Monday, March 20, 2017

Caleb's Crossing by Geraldine Brooks -- A Book Review


Photo: cover of the paperback book, from its Google.com page.

Very, very well-written account of a young girl's life on Martha's Vineyard and in Cambridge, Massachusetts in the 1660s. Though the book is more known to be about the first Native American to graduate from Harvard College, it is really about this girl and her Puritan family. Narrated by Bethia, the book is a comparison between her life as an Other, and that of a native Wampanoag named Cheeshahteaumauk, called Caleb by Bethia's family after his Indian family dies of disease, probably smallpox. (He dies of disease, too, of consumption, not long after he became the first Native American to graduate from Harvard College.) This is a book, like all her others, to read and enjoy, and to learn from and emulate if you want to be a writer. I can someday hope to become nearly as good--though that is doubtful--but I cannot become better.

Bethia loves life on the island, despite its hardships. Let me rephrase: She loves the island more than she loves her life on it. Her chores and responsibilities are endless. She loses her parents and her younger sibling, all three in horrible ways. She can read and write and she has intelligence and opinions--all bad in 1660s Puritan Massachusetts, especially on the island. Her daily life, with and without her best friend Caleb, and her family, are equally interesting and distressing to read about.

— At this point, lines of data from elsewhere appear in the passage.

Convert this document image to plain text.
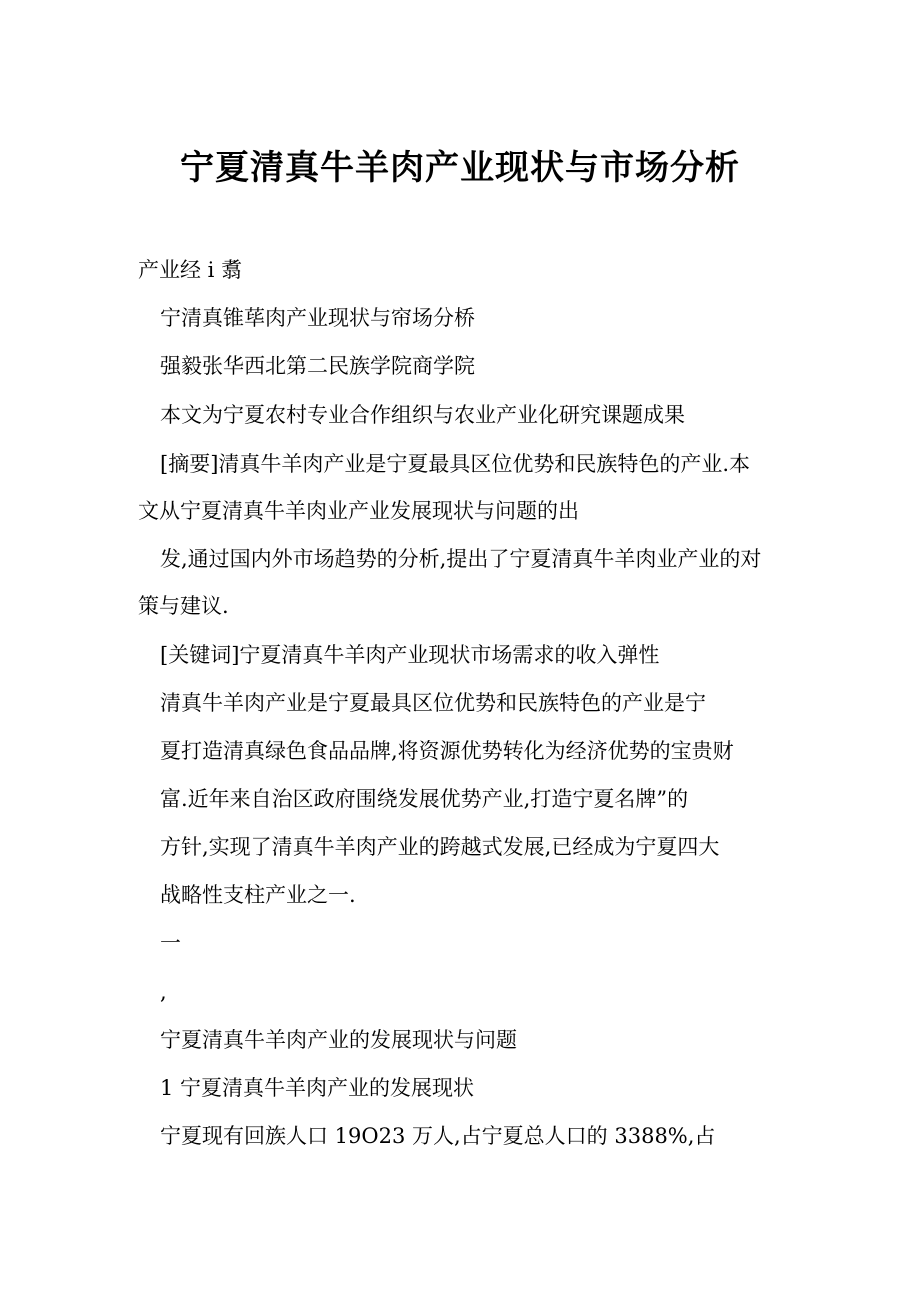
宁夏清真牛羊肉产业现状与市场分析
产业经 i 翥
宁清真锥荜肉产业现状与帘场分桥
强毅张华西北第二民族学院商学院
本文为宁夏农村专业合作组织与农业产业化研究课题成果
[摘要]清真牛羊肉产业是宁夏最具区位优势和民族特色的产业.本
文从宁夏清真牛羊肉业产业发展现状与问题的出
发,通过国内外市场趋势的分析,提出了宁夏清真牛羊肉业产业的对
策与建议.
[关键词]宁夏清真牛羊肉产业现状市场需求的收入弹性
清真牛羊肉产业是宁夏最具区位优势和民族特色的产业是宁
夏打造清真绿色食品品牌,将资源优势转化为经济优势的宝贵财
富.近年来自治区政府围绕发展优势产业,打造宁夏名牌”的
方针,实现了清真牛羊肉产业的跨越式发展,已经成为宁夏四大
战略性支柱产业之一.
一
,
宁夏清真牛羊肉产业的发展现状与问题
1 宁夏清真牛羊肉产业的发展现状
宁夏现有回族人口 19O23 万人,占宁夏总人口的 3388%,占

She follows Caleb and her older brother to Harvard. Her brother is next in line to lead the family and to become a preacher like their father. Except, he's not intelligent, not good in the ways of leadership or human nature. He can't read as well as she, and he can't learn the Bible's languages as well as she. In fact, she's a helluva lot smarter than he is, and they both know it. In fact, Caleb, the "salvage," the other and the lesser in that time, is also smarter than he is in all of these things, and he knows that, too. Despite all this, Bethia goes to Harvard with them because it is her indentured servitude that will pay for her brother's education there, so that he can become more in their society than she can, though everyone knows she deserves it more. She steals a bit of an education while she can, eavesdropping on lessons, learning from the other students, etc., but it is not a life she is destined to overtly benefit from.

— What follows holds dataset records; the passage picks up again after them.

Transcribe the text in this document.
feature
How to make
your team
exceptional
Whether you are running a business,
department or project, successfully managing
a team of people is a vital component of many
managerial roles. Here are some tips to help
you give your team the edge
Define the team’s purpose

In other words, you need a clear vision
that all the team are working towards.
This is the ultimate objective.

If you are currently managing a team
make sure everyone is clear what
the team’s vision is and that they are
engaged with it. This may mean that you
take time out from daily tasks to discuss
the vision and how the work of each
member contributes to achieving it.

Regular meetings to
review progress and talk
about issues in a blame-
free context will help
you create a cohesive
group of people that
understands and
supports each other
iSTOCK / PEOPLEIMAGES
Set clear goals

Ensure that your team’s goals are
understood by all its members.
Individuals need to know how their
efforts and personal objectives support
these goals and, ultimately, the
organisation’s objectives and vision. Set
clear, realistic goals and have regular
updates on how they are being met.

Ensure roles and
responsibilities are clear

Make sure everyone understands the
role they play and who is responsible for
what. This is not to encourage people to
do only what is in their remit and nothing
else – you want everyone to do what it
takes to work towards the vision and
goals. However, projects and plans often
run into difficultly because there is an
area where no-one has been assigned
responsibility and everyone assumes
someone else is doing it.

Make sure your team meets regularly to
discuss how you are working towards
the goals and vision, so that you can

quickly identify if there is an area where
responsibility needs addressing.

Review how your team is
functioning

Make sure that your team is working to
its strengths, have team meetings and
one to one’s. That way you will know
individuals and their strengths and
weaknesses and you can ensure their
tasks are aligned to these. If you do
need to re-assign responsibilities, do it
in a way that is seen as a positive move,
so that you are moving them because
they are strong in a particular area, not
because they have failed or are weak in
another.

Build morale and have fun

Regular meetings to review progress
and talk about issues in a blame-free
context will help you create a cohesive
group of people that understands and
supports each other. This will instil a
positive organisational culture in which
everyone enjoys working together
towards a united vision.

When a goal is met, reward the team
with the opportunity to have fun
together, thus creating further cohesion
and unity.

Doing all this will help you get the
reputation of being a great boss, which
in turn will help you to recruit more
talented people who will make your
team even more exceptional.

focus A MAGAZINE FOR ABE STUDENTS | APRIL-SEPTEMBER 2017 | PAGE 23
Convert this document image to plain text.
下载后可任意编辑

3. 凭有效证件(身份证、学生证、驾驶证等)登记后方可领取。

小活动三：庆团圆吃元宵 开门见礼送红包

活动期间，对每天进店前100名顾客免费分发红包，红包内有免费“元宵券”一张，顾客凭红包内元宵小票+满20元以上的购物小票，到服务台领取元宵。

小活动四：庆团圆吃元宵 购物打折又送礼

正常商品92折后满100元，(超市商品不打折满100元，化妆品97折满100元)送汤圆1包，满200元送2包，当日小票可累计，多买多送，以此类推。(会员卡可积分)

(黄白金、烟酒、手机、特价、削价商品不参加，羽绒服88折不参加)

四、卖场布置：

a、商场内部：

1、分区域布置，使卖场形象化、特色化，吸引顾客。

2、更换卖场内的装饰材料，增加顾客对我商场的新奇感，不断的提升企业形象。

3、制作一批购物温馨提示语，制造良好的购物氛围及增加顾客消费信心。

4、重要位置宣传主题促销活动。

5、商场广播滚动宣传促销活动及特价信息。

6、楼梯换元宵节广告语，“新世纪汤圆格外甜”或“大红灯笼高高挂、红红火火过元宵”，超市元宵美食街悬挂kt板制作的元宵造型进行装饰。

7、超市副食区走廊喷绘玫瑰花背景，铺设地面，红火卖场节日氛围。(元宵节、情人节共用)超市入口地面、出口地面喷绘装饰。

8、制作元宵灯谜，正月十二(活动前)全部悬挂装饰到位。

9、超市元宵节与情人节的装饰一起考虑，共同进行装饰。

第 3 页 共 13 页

In lesser hands, Bethia would fall in love with Caleb, and run away with him, and such, but these are not ordinary hands, and she does not do this. Bethia as a child was confused about her true feelings for Caleb, and maybe she did have what we would call a crush on him for a few years, but overall she outgrows that, and they become perhaps even closer, a brother and sister that would have continued had he not died. She leaves with another man, rather happily, from that Harvard disaster, and lives in Italy for a time, before she comes back and sees Caleb in his final days. The book is told in three parts, the last of which is a bit more sad than perhaps it needed to be, but who am I to judge? It's all enthralling. You'll feel like you're there, and you'll care about everyone.

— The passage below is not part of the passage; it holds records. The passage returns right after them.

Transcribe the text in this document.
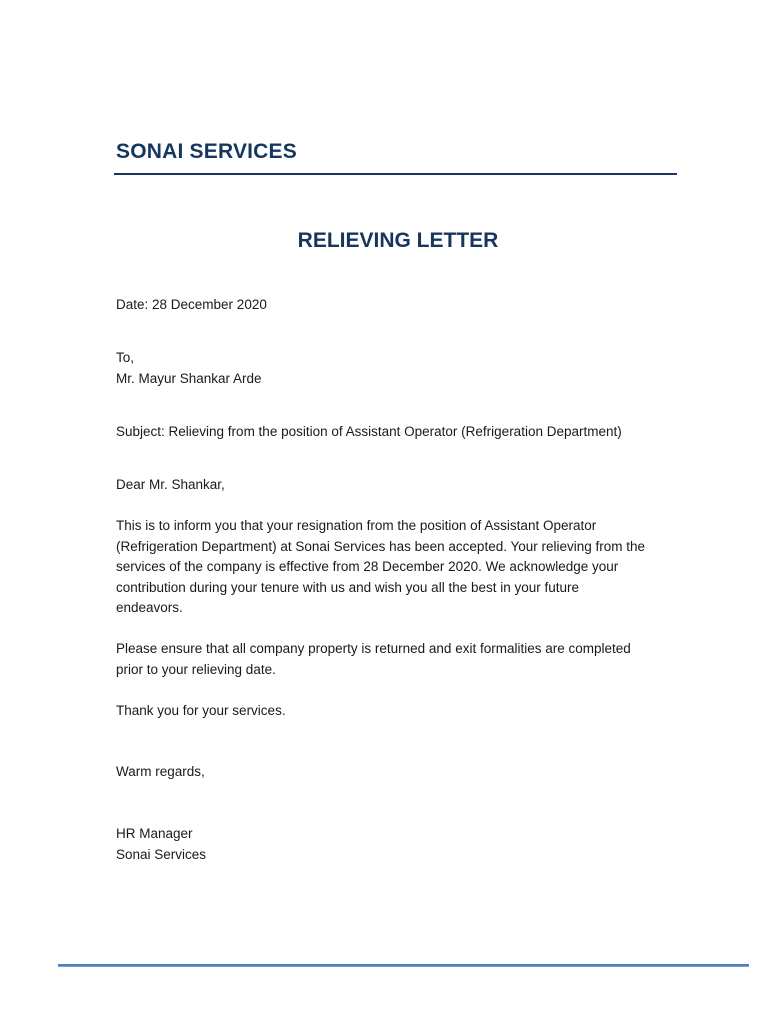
SONAI SERVICES
RELIEVING LETTER
Date: 28 December 2020
To,
Mr. Mayur Shankar Arde
Subject: Relieving from the position of Assistant Operator (Refrigeration Department)
Dear Mr. Shankar,
This is to inform you that your resignation from the position of Assistant Operator
(Refrigeration Department) at Sonai Services has been accepted. Your relieving from the
services of the company is effective from 28 December 2020. We acknowledge your
contribution during your tenure with us and wish you all the best in your future
endeavors.
Please ensure that all company property is returned and exit formalities are completed
prior to your relieving date.
Thank you for your services.
Warm regards,
HR Manager
Sonai Services
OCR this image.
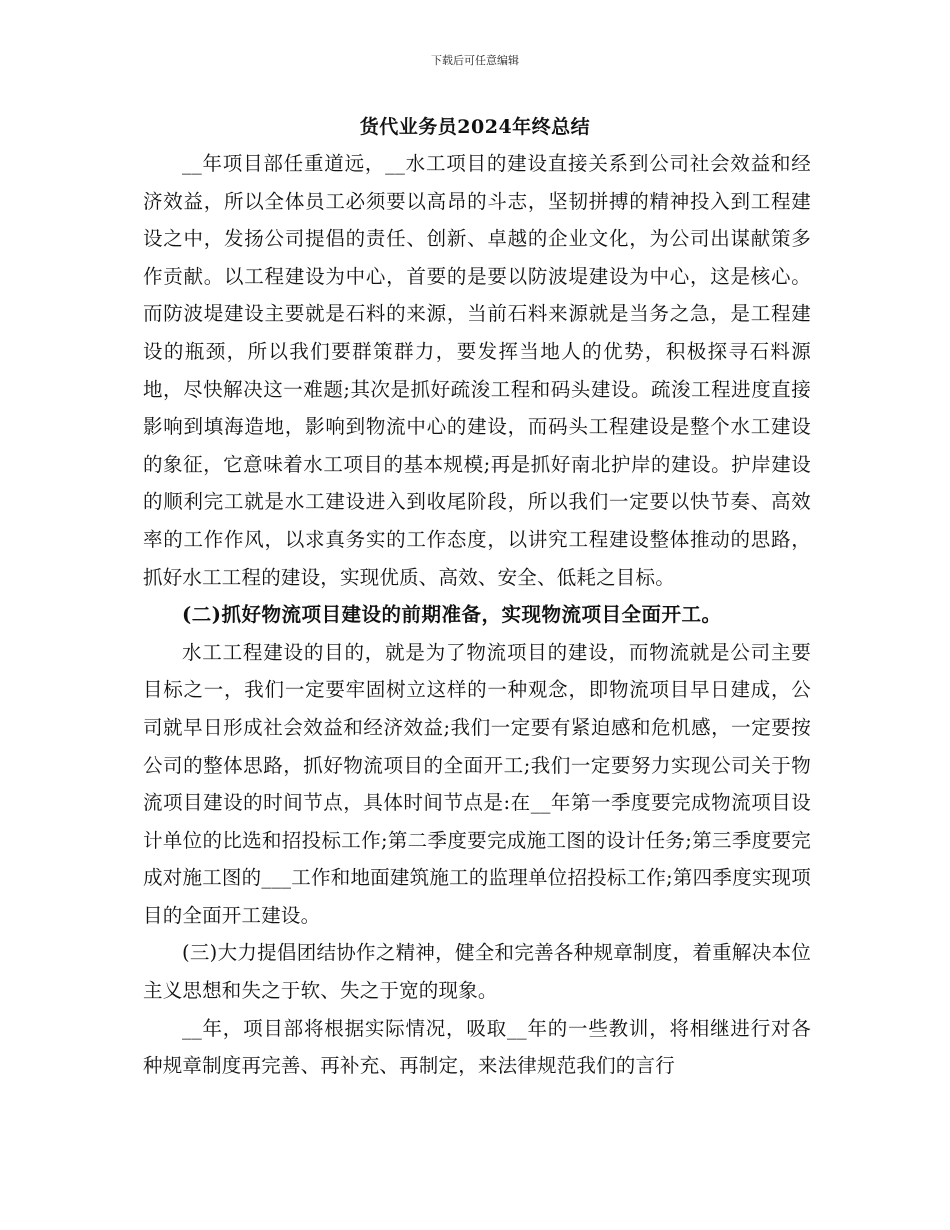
下载后可任意编辑
货代业务员2024年终总结

__年项目部任重道远，__水工项目的建设直接关系到公司社会效益和经济效益，所以全体员工必须要以高昂的斗志，坚韧拼搏的精神投入到工程建设之中，发扬公司提倡的责任、创新、卓越的企业文化，为公司出谋献策多作贡献。以工程建设为中心，首要的是要以防波堤建设为中心，这是核心。而防波堤建设主要就是石料的来源，当前石料来源就是当务之急，是工程建设的瓶颈，所以我们要群策群力，要发挥当地人的优势，积极探寻石料源地，尽快解决这一难题;其次是抓好疏浚工程和码头建设。疏浚工程进度直接影响到填海造地，影响到物流中心的建设，而码头工程建设是整个水工建设的象征，它意味着水工项目的基本规模;再是抓好南北护岸的建设。护岸建设的顺利完工就是水工建设进入到收尾阶段，所以我们一定要以快节奏、高效率的工作作风，以求真务实的工作态度，以讲究工程建设整体推动的思路，抓好水工工程的建设，实现优质、高效、安全、低耗之目标。

(二)抓好物流项目建设的前期准备，实现物流项目全面开工。

水工工程建设的目的，就是为了物流项目的建设，而物流就是公司主要目标之一，我们一定要牢固树立这样的一种观念，即物流项目早日建成，公司就早日形成社会效益和经济效益;我们一定要有紧迫感和危机感，一定要按公司的整体思路，抓好物流项目的全面开工;我们一定要努力实现公司关于物流项目建设的时间节点，具体时间节点是:在__年第一季度要完成物流项目设计单位的比选和招投标工作;第二季度要完成施工图的设计任务;第三季度要完成对施工图的___工作和地面建筑施工的监理单位招投标工作;第四季度实现项目的全面开工建设。

(三)大力提倡团结协作之精神，健全和完善各种规章制度，着重解决本位主义思想和失之于软、失之于宽的现象。

__年，项目部将根据实际情况，吸取__年的一些教训，将相继进行对各种规章制度再完善、再补充、再制定，来法律规范我们的言行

Brooks clearly is painting a parallel between Bethia's life in 1660s Puritan Massachusetts and that of women in 2000s America. She does this in every work, and continues to do so here. As usual, it is not overt, or heavily done, and you don't feel preached to. This outlook, again as usual, enhances the story and does not detract from it. In fact, that cultural comment is not the story. As always, her story is her story. Bethia and Caleb, two others in a career-long character list of strong others, are her vehicles to tell this story. They themselves are not the story, per se. This is a distinction that all writers trying to say something should understand: your characters tell the story, but your characters are not the story. They drive it, of course; the story is not a river and they the mere floaters. But the story is the tide, and the characters either swim with it, or they swim against it. Brooks is excellent--here, and especially in March, her Pulitzer-winner--at showing the tides of the times she sets her stories in. It is one of the many things she does masterfully.

So this book is a story of the time, but also of our time. There is an other of every time, as we see today. I suspect maybe a female of African-American or Mexican descent is writing a good book about that as I type this.